Rendu par Agnès PUCHEUS, Juge des contentieux de la protection prés le Tribunal judiciaire du Havre statuant en matière de surendettement, assistée de Christelle GOULHOT, Greffier, prononcé en audience publique par mise à disposition au Greffe de la présente Juridiction, les parties présentes en ayant été préalablement avisées dans les conditions prévues au 2ème alinéa de l’article 450 du Code de Procédure Civile

Statuant sur la demande de VÉRIFICATION DE CRÉANCES formée par:

DEMANDEUR :

DEBITEUR : [K] [Z] épouse [S] née le 06 Décembre 1957 à BOOS (SEINE-MARITIME) 1 BD DU MIDI 76700 HARFLEUR représentée par Me Isabelle MISSOTY Avocat au Barreau du Havre (Aide Juridictionnelle totale du 16 janvier 2025 n°2025-40)

DEFENDEUR :

CREANCIER :

[K] [M] : prêt 2 RUE DES DOUVES 76700 HARFLEUR comparante

DÉBATS : en audience publique du 07 Janvier 2025, en présence de Agnès PUCHEUS, Juge des contentieux de la protection et de Christelle GOULHOT, Greffier, à l'issue de laquelle le délibéré a été fixé au 11 Mars 2025.

EXPOSE DU LITIGE

Le 23 février 2024, Madame [K] [S] née [Z] a déposé une demande de traitement de sa situation de surendettement auprès de la commission de surendettement des particuliers de Seine-Maritime. Cette demande a été déclarée recevable le 12 mars 2024.

La commission a dressé un état détaillé des dettes aux termes duquel la créance de Madame [K] [M] a été retenue pour un montant de 9 000€.

L’état détaillé des dettes a été notifié à Madame [S] le 24 avril 2024.

Par un courrier recommandé avec demande d’accusé de réception envoyé le 7 mai 2024, Madame [S] a contesté le montant de cette créance, indiquant avoir emprunté la somme de 5 750€ à Madame [M].

La contestation a été transmise au tribunal par la commission le 28 mai 2024.

La débitrice et la créancière ont été invitées, par lettres recommandées avec accusés de réception du greffe du tribunal judiciaire en date du 17 juin 2024, à communiquer leurs pièces et observations dans un délai d’un mois.

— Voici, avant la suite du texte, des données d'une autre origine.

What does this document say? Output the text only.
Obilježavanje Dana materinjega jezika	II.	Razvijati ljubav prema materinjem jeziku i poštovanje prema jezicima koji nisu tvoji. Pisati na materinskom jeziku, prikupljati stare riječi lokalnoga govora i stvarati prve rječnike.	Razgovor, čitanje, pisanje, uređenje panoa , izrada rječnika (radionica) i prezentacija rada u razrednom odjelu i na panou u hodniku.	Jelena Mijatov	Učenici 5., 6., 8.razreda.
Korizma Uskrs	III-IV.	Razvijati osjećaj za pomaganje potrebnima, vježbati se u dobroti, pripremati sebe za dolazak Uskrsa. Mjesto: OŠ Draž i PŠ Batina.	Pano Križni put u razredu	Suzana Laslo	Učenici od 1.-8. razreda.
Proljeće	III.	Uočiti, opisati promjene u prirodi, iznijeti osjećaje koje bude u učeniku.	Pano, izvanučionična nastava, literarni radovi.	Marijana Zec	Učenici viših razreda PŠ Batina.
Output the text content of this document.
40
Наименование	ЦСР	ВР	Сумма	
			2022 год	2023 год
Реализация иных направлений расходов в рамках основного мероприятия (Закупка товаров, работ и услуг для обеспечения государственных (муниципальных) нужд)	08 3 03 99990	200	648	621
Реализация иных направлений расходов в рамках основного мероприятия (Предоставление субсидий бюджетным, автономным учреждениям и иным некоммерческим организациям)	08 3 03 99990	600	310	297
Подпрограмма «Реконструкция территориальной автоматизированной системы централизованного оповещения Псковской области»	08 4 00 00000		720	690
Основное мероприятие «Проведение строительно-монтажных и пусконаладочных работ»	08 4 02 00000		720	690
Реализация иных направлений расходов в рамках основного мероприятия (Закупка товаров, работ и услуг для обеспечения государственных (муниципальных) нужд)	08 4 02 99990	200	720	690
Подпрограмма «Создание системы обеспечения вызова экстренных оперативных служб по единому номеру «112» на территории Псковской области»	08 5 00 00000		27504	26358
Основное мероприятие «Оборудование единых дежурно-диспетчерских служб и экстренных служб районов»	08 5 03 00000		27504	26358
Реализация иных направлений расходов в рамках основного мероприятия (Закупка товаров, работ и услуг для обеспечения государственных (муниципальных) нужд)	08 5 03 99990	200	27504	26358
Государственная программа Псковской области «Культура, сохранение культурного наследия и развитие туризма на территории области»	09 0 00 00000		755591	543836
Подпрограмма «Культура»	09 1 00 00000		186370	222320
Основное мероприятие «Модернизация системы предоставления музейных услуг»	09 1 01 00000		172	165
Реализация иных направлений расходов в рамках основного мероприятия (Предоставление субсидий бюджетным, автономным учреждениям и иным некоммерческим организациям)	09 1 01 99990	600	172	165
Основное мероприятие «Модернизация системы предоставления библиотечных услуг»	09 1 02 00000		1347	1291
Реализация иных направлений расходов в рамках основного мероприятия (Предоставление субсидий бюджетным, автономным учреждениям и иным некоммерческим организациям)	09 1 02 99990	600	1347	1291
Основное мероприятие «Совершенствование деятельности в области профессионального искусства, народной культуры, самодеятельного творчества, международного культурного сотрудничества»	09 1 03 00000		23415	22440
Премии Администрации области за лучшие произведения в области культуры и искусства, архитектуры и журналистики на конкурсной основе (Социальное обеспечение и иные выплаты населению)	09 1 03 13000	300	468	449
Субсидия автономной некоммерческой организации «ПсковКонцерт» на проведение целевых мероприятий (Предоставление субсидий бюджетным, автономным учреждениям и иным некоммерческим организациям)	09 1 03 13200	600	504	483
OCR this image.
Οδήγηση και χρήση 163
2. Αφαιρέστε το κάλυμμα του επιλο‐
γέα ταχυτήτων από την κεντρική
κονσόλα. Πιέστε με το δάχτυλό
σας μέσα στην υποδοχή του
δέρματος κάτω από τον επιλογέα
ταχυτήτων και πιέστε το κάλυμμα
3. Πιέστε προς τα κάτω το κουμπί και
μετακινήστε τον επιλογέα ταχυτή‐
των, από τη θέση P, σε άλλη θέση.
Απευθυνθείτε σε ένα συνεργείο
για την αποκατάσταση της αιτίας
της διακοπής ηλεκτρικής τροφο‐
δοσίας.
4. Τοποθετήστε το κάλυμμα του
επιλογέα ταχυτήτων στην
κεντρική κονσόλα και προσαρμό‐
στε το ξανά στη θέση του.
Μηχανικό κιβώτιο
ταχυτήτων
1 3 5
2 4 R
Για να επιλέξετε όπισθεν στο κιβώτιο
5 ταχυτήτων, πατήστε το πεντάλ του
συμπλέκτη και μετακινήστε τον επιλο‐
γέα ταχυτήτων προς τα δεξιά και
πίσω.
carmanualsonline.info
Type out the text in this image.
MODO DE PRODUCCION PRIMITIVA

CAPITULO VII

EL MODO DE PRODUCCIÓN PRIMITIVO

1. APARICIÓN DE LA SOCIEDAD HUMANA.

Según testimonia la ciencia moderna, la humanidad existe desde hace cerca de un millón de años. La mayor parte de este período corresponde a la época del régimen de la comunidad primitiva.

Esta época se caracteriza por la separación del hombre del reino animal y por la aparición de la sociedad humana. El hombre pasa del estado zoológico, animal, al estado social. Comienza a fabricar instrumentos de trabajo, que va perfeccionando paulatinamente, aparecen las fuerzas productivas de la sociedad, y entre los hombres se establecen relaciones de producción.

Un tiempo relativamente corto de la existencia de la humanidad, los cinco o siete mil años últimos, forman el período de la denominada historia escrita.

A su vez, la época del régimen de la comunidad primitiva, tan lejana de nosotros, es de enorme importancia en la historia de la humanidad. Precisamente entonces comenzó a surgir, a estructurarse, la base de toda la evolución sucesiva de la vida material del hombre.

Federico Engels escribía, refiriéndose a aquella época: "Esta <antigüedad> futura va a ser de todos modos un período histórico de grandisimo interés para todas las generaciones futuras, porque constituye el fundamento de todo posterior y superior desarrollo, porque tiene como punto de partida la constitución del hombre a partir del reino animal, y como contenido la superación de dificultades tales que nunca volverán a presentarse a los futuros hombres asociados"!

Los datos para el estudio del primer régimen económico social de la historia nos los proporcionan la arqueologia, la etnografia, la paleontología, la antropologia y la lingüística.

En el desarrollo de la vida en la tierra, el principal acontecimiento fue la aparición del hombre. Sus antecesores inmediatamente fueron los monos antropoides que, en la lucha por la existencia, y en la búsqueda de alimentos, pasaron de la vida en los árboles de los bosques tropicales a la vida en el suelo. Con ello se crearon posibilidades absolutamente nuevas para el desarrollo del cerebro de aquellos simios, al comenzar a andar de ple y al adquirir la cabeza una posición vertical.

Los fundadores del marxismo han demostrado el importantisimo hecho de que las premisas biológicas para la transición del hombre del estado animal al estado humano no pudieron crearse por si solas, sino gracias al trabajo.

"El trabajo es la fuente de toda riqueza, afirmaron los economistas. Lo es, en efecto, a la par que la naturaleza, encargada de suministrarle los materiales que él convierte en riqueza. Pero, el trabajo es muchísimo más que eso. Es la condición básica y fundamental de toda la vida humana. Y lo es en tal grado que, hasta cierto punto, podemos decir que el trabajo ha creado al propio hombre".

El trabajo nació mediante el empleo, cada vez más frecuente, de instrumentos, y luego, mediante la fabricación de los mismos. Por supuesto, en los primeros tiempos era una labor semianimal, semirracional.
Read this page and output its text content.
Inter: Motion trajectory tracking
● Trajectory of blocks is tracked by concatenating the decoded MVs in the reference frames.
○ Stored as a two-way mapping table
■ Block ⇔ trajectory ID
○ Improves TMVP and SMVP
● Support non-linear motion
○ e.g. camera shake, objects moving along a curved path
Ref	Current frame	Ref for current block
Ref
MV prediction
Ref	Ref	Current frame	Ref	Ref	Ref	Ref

Il leur a été précisé qu’à l’expiration de ce délai, un jugement serait rendu au vu des pièces communiquées.

Dans un courrier reçu au greffe le 3 juillet 2024, Madame [M] fixe le montant de sa créance à la somme de 12 060€.

Au vu de la contestation, le juge a estimé nécessaire d’entendre les parties et elles ont été convoquées à l’audience du 5 novembre 2024 lors de laquelle l’affaire a été renvoyée à l’audience du 7 janvier 2025 à la demande de Madame [S]. A cette audience, Madame [S] était représentée par Maître MISSOTY qui a indiqué qu’une demande de mesure de protection était en cours et précisé que Madame [S] avait signé la reconnaissance de dette en toute confiance mais ne reconnaissait être redevable que de la somme de 5 750€.

Madame [M] a comparu en personne. Elle a indiqué produire l’ensemble des tickets attestant des retraits faits au distributeur pour Madame [S] et a confirmé le montant de 12 060€.

A l’issue des débats, la décision a été mise en délibéré au 11 mars 2025.

MOTIFS

Sur la recevabilité du recours

Aux termes de l’article L. 723-2 du code de la consommation, la commission informe le débiteur de l’état du passif qu’elle a dressé.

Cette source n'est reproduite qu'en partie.